Tag: Photoshop

Making art from a splatter

I can’t paint.

I know I can write, and for the most part I take decent photos, though my subjects are still limited. I can draw a little, but all of my sketches are cartoonish and abstract. Realism, no chance.

But painting, no way. Luckily I have some prowess with digital mediums, so maybe, just maybe, I can satisfy my canvas craving that way.

Here is my first attempt.

The other day, as I was sitting in my office cubicle, I knocked my coffee mug with my elbow, which launched a bulb of the brown hot stuff into the air only to crash like an exploding water balloon on my desk. But after I shouted my token obscenity and rushed to grab a paper towel, I stopped to notice the splat. It was a pattern I could never draw, so I took a photo of it.

Then, I ran it through a handful of Photoshop filters, in addition to playing with the colors and contrast. In the end, I came up with a pop art, abstract image that I really like. I’ll try to make more of these from time to time.

Before:

IMG_2152

After:

splattercoffeeweb

Vintage photos from the present

As I’ve gotten more interested in photography I’ve been trying to increase my arsenal of effects I could use to better tweak photos to get the look and moods I am going for. Unfortunately, for now I’ve been limited to the controls offered in Apple’s iPhoto program.

That’s not the say iPhoto doesn’t have a a nice stable of user-friendly effects. By boosting saturation, changing photos to black and white or sepia, or fading the color I’ve been able to enhance the photos just fine. But there’s one effect, giving your photos a retro look, that I’ve lacked.

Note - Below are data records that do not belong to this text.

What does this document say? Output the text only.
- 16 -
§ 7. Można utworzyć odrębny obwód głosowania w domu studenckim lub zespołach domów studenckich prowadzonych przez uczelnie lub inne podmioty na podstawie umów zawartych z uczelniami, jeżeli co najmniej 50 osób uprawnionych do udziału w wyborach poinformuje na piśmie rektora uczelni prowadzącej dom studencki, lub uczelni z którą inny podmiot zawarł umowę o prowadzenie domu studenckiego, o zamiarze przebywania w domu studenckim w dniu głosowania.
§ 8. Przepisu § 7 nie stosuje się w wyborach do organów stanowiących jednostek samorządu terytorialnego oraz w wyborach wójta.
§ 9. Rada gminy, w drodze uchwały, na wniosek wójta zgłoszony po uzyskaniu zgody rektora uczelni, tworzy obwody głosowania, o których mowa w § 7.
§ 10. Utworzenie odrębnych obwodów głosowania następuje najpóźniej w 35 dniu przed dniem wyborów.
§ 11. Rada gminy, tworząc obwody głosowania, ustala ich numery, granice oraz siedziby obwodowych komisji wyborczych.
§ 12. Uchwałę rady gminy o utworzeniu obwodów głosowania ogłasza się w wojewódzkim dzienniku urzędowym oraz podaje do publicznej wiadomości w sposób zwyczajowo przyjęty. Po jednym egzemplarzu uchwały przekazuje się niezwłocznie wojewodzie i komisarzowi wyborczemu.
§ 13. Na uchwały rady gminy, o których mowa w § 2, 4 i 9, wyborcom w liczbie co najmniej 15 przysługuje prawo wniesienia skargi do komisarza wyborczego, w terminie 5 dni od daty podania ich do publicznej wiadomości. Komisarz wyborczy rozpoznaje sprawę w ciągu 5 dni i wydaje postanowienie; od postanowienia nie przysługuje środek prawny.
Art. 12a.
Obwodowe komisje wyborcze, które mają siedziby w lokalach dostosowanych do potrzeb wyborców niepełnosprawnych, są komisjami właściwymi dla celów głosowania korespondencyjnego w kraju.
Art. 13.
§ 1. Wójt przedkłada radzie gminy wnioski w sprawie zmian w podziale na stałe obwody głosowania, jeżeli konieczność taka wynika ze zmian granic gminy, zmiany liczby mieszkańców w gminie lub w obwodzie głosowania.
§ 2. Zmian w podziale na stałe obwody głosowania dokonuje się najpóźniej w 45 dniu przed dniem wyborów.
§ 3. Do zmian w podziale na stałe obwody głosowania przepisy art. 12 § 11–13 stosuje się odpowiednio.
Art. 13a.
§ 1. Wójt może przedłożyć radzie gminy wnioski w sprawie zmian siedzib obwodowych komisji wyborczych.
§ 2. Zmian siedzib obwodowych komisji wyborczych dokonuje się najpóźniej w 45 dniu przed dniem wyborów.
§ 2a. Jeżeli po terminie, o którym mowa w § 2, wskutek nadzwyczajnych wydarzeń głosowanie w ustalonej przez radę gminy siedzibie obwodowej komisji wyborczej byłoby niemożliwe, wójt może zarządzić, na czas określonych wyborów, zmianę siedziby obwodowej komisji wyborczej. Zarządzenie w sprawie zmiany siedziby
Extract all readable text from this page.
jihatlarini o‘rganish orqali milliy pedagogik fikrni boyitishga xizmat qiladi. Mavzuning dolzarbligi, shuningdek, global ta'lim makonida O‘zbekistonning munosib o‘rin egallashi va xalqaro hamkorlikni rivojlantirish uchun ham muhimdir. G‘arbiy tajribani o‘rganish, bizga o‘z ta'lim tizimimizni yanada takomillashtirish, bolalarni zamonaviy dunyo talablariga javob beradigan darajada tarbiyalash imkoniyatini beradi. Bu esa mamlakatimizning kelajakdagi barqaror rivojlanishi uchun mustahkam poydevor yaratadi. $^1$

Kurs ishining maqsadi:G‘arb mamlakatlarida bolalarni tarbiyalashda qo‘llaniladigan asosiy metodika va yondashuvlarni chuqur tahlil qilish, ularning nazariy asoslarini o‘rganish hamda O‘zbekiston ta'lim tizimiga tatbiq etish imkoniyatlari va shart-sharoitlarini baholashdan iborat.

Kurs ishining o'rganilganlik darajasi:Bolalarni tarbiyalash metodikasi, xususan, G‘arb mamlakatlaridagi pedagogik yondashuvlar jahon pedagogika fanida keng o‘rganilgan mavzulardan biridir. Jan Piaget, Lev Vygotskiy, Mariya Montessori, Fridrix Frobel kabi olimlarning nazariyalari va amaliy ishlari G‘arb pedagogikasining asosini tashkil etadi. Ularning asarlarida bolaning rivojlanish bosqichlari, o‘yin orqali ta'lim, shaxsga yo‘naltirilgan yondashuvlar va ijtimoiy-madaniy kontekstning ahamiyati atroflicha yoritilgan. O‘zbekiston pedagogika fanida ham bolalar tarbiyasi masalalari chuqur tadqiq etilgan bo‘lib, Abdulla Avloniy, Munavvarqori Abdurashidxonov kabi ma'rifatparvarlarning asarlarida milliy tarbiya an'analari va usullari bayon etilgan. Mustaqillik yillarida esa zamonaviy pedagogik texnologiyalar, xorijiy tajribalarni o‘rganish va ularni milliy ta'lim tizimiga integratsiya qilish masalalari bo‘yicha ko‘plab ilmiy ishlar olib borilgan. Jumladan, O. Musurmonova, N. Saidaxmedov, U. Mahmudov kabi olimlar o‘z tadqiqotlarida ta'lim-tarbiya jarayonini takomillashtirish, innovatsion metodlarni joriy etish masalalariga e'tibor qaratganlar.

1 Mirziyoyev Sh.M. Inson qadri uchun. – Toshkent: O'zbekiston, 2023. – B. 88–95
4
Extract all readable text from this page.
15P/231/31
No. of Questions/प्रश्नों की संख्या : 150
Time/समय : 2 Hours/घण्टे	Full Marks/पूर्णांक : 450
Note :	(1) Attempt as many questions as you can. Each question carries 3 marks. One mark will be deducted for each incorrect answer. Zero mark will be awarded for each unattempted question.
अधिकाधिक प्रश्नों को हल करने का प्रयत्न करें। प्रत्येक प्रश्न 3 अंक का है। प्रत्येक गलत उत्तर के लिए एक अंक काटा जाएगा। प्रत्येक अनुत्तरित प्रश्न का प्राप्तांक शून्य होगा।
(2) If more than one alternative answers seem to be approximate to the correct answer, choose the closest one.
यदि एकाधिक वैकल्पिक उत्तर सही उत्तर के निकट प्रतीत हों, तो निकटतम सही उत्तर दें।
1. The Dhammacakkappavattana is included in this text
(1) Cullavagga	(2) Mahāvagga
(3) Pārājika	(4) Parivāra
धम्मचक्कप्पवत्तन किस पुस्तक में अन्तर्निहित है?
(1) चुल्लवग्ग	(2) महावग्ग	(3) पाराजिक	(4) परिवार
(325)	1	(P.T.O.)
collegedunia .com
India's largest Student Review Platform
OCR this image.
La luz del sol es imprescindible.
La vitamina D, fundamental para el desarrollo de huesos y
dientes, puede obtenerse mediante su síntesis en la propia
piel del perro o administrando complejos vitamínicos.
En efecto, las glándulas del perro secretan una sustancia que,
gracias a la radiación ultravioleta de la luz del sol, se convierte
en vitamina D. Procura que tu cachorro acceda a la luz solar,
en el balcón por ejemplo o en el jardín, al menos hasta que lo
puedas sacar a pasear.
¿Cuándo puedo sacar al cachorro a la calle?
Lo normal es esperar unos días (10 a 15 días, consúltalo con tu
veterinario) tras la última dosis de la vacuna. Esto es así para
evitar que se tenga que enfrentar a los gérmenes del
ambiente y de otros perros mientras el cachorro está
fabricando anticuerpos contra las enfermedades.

Apple’s iPhoto has an effect called “antique” that gives photos an old look by softening the light and overlaying  a pinkish-orange hue. But it’s not exactly retro. Rather, it creates more of an aged or weathered look. To get the effect I want I was going to have to do it myself, using Photoshop. To help, I found this step-by-step guide to getting the effects I want on Howcast.

To test the technique I took a pretty nice photo I took of a Long Island Rail Road train approaching the platform in St. James one recent summer morning and followed the instructions. It worked, and, even better, editing the photo opened me up to the Photoshop techniques I haven’t learned yet, things like masks and gradient overlays. It’s added a whole new realm of possibilities for my newfound method of expression.